La professeure à l’Université du Québec à Montréal et spécialiste des questions municipales, Danielle Pilette, soutient que ce jugement pourrait « faire école ».

« Il y a beaucoup de fabriques catholiques qui sont dans la même situation, rappelle-t-elle. Pour contribuer à l’entretien et assurer leur survie, elles doivent louer des espaces de stationnement pas juste à ceux qui viennent pour l’usage principal. »

Elle souligne que ce jugement révèle des lacunes dans la loi du Québec, qui mériterait d’être révisée.

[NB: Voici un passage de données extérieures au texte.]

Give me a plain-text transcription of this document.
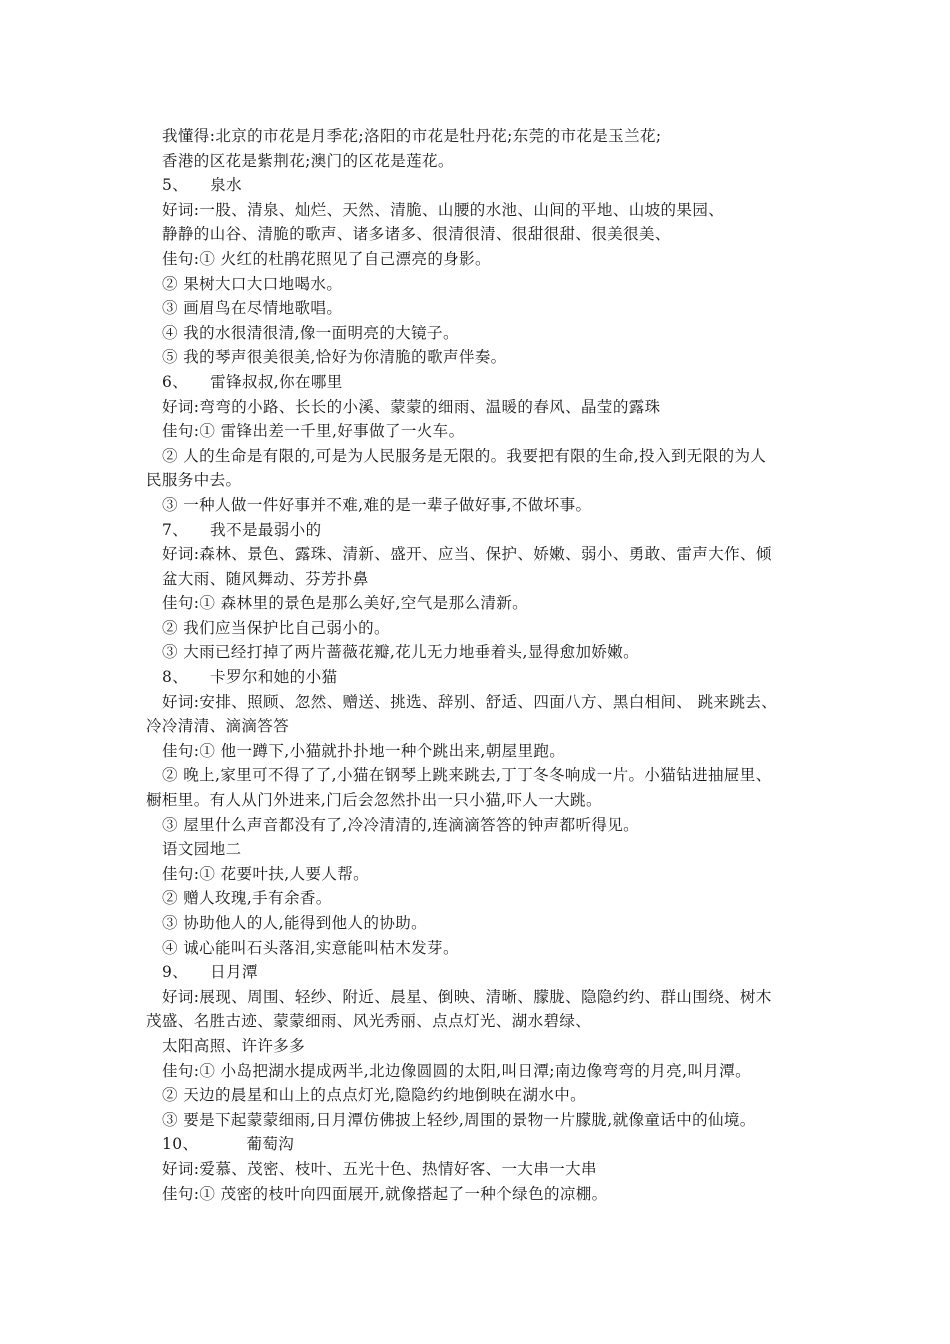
我懂得:北京的市花是月季花;洛阳的市花是牡丹花;东莞的市花是玉兰花;
香港的区花是紫荆花;澳门的区花是莲花。
5、 泉水
好词:一股、清泉、灿烂、天然、清脆、山腰的水池、山间的平地、山坡的果园、
静静的山谷、清脆的歌声、诸多诸多、很清很清、很甜很甜、很美很美、
佳句:① 火红的杜鹃花照见了自己漂亮的身影。
② 果树大口大口地喝水。
③ 画眉鸟在尽情地歌唱。
④ 我的水很清很清,像一面明亮的大镜子。
⑤ 我的琴声很美很美,恰好为你清脆的歌声伴奏。
6、 雷锋叔叔,你在哪里
好词:弯弯的小路、长长的小溪、蒙蒙的细雨、温暖的春风、晶莹的露珠
佳句:① 雷锋出差一千里,好事做了一火车。
② 人的生命是有限的,可是为人民服务是无限的。我要把有限的生命,投入到无限的为人
民服务中去。
③ 一种人做一件好事并不难,难的是一辈子做好事,不做坏事。
7、 我不是最弱小的
好词:森林、景色、露珠、清新、盛开、应当、保护、娇嫩、弱小、勇敢、雷声大作、倾
盆大雨、随风舞动、芬芳扑鼻
佳句:① 森林里的景色是那么美好,空气是那么清新。
② 我们应当保护比自己弱小的。
③ 大雨已经打掉了两片蔷薇花瓣,花儿无力地垂着头,显得愈加娇嫩。
8、 卡罗尔和她的小猫
好词:安排、照顾、忽然、赠送、挑选、辞别、舒适、四面八方、黑白相间、 跳来跳去、
冷冷清清、滴滴答答
佳句:① 他一蹲下,小猫就扑扑地一种个跳出来,朝屋里跑。
② 晚上,家里可不得了了,小猫在钢琴上跳来跳去,丁丁冬冬响成一片。小猫钻进抽屉里、
橱柜里。有人从门外进来,门后会忽然扑出一只小猫,吓人一大跳。
③ 屋里什么声音都没有了,冷冷清清的,连滴滴答答的钟声都听得见。
语文园地二
佳句:① 花要叶扶,人要人帮。
② 赠人玫瑰,手有余香。
③ 协助他人的人,能得到他人的协助。
④ 诚心能叫石头落泪,实意能叫枯木发芽。
9、 日月潭
好词:展现、周围、轻纱、附近、晨星、倒映、清晰、朦胧、隐隐约约、群山围绕、树木
茂盛、名胜古迹、蒙蒙细雨、风光秀丽、点点灯光、湖水碧绿、
太阳高照、许许多多
佳句:① 小岛把湖水提成两半,北边像圆圆的太阳,叫日潭;南边像弯弯的月亮,叫月潭。
② 天边的晨星和山上的点点灯光,隐隐约约地倒映在湖水中。
③ 要是下起蒙蒙细雨,日月潭仿佛披上轻纱,周围的景物一片朦胧,就像童话中的仙境。
10、	葡萄沟
好词:爱慕、茂密、枝叶、五光十色、热情好客、一大串一大串
佳句:① 茂密的枝叶向四面展开,就像搭起了一种个绿色的凉棚。
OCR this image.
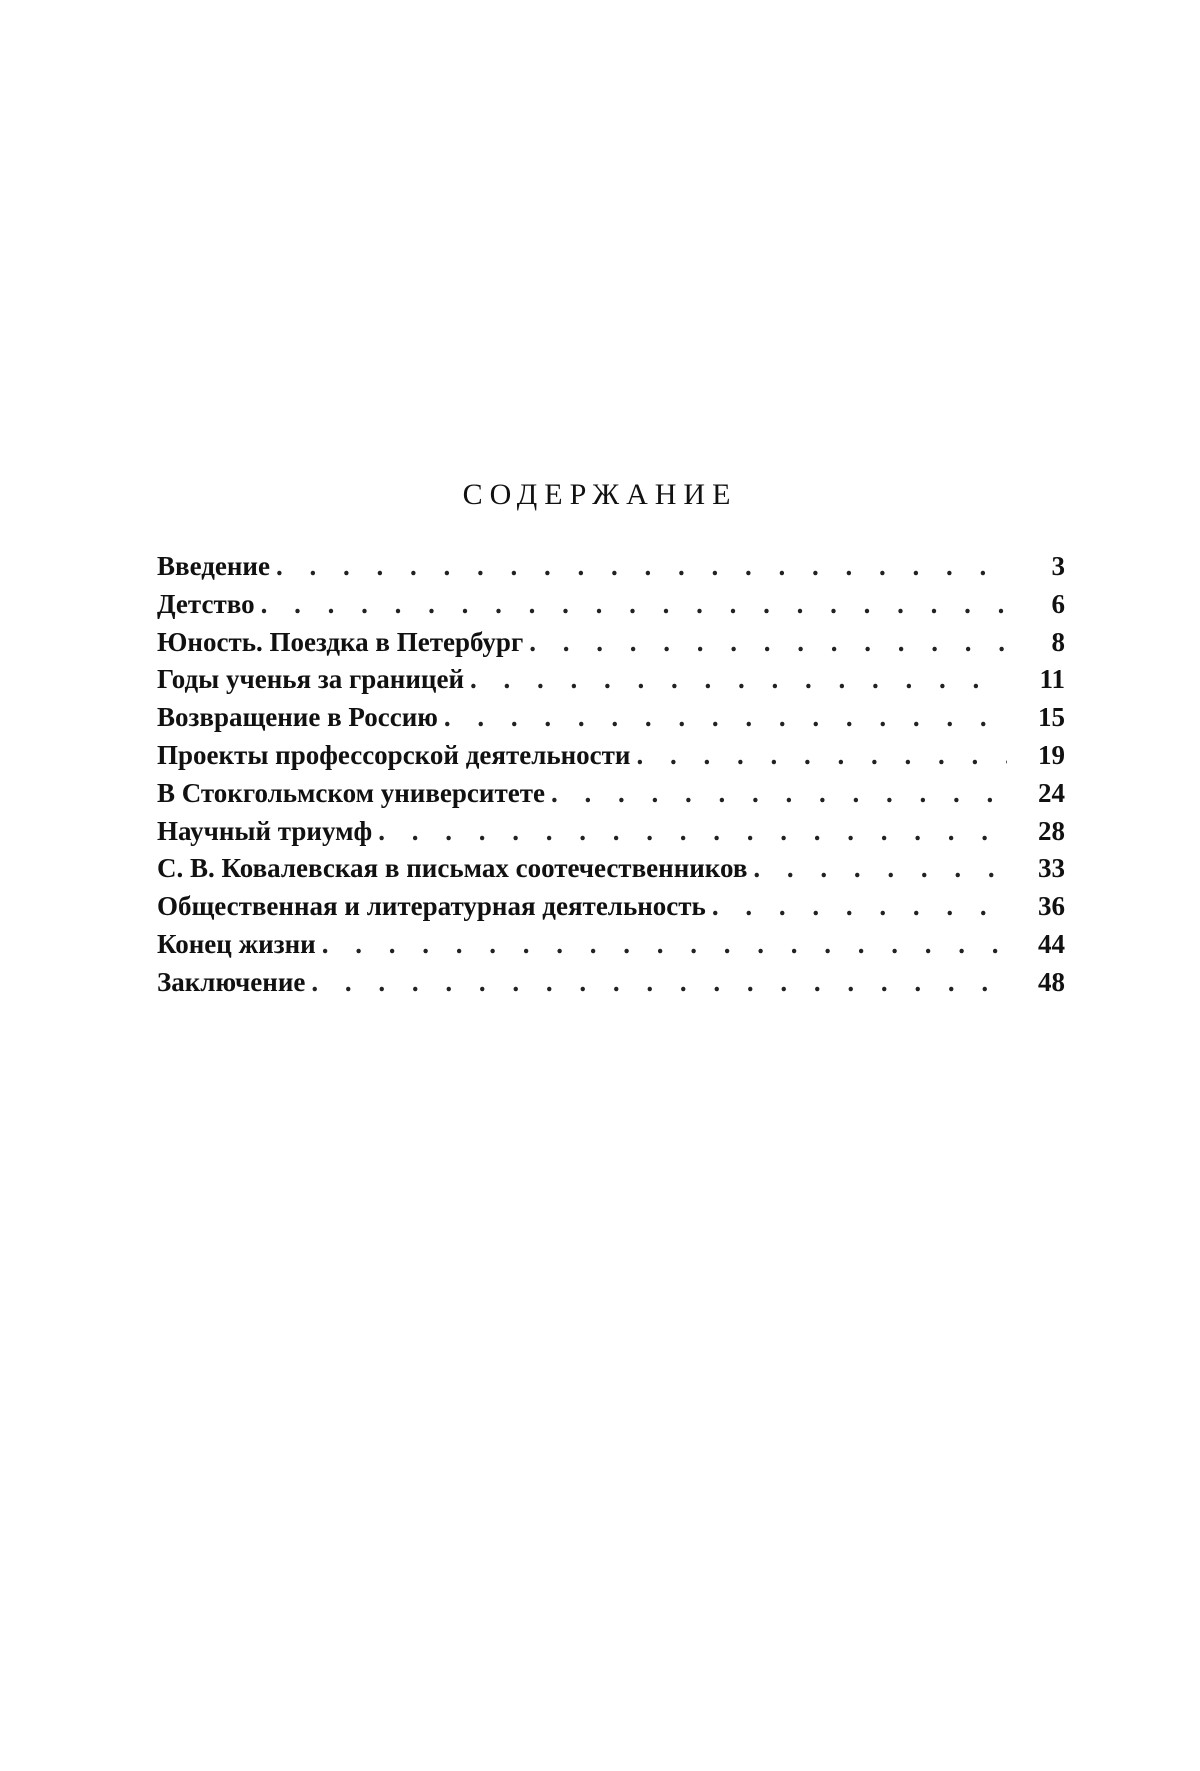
СОДЕРЖАНИЕ
Введение . . .	3
Детство . . .	6
Юность. Поездка в Петербург . . .	8
Годы ученья за границей . . .	11
Возвращение в Россию . . .	15
Проекты профессорской деятельности . . .	19
В Стокгольмском университете . . .	24
Научный триумф . . .	28
С. В. Ковалевская в письмах соотечественников . . .	33
Общественная и литературная деятельность . . .	36
Конец жизни . . .	44
Заключение . . .	48
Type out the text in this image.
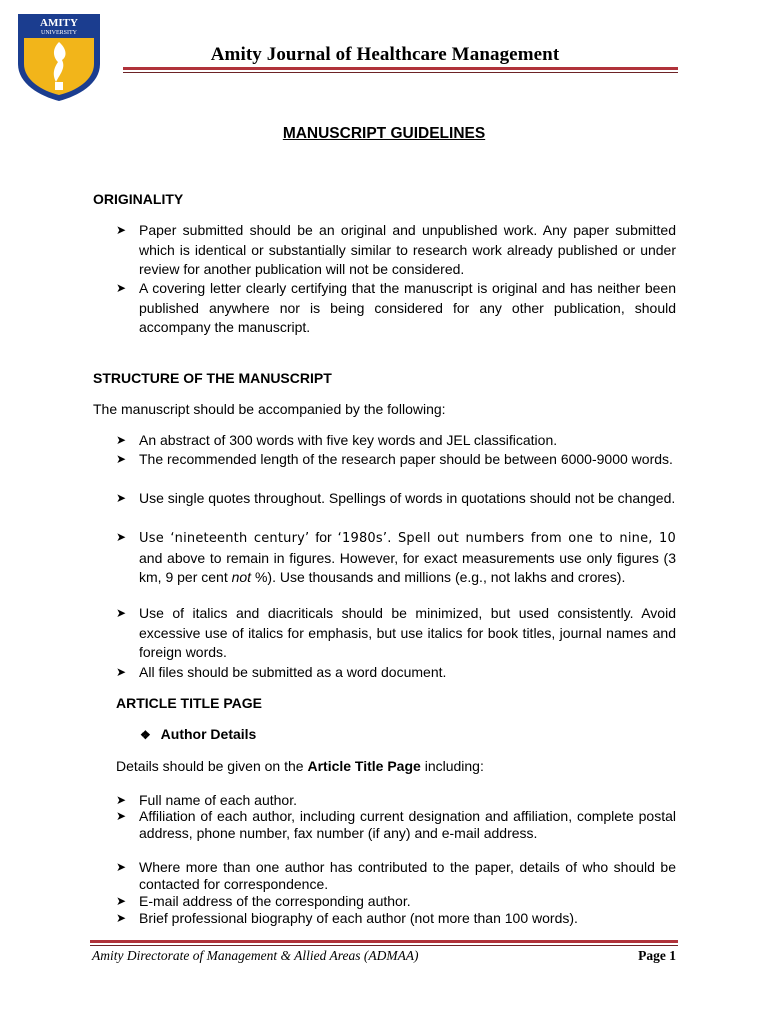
AMITY
UNIVERSITY
Amity Journal of Healthcare Management
MANUSCRIPT GUIDELINES
ORIGINALITY
➤ Paper submitted should be an original and unpublished work. Any paper submitted which is identical or substantially similar to research work already published or under review for another publication will not be considered.
➤ A covering letter clearly certifying that the manuscript is original and has neither been published anywhere nor is being considered for any other publication, should accompany the manuscript.
STRUCTURE OF THE MANUSCRIPT
The manuscript should be accompanied by the following:
➤ An abstract of 300 words with five key words and JEL classification.
➤ The recommended length of the research paper should be between 6000-9000 words.
➤ Use single quotes throughout. Spellings of words in quotations should not be changed.
➤ Use ‘nineteenth century’ for ‘1980s’. Spell out numbers from one to nine, 10 and above to remain in figures. However, for exact measurements use only figures (3 km, 9 per cent not %). Use thousands and millions (e.g., not lakhs and crores).
➤ Use of italics and diacriticals should be minimized, but used consistently. Avoid excessive use of italics for emphasis, but use italics for book titles, journal names and foreign words.
➤ All files should be submitted as a word document.
ARTICLE TITLE PAGE
❖ Author Details
Details should be given on the Article Title Page including:
➤ Full name of each author.
➤ Affiliation of each author, including current designation and affiliation, complete postal address, phone number, fax number (if any) and e-mail address.
➤ Where more than one author has contributed to the paper, details of who should be contacted for correspondence.
➤ E-mail address of the corresponding author.
➤ Brief professional biography of each author (not more than 100 words).
Amity Directorate of Management & Allied Areas (ADMAA)	Page 1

« Le juge s’est basé sur une décision de la Cour suprême qui dit que le tribunal n’a pas à prendre le point de vue du contribuable, souligne-t-elle. 

“Si la loi sur la laïcité s’applique, il faudrait être cohérents. Est-ce qu’on est dans un État laïc ou un État qui aide les lieux de culte ?” évoque-t-elle. 

Des millions en exemptions   

Selon une recension effectuée l’an dernier par notre Bureau d’enquête, l’exemption de taxes des édifices religieux représente un manque à gagner d’environ 65 M$ par année en taxes pour les municipalités de l’île de Montréal.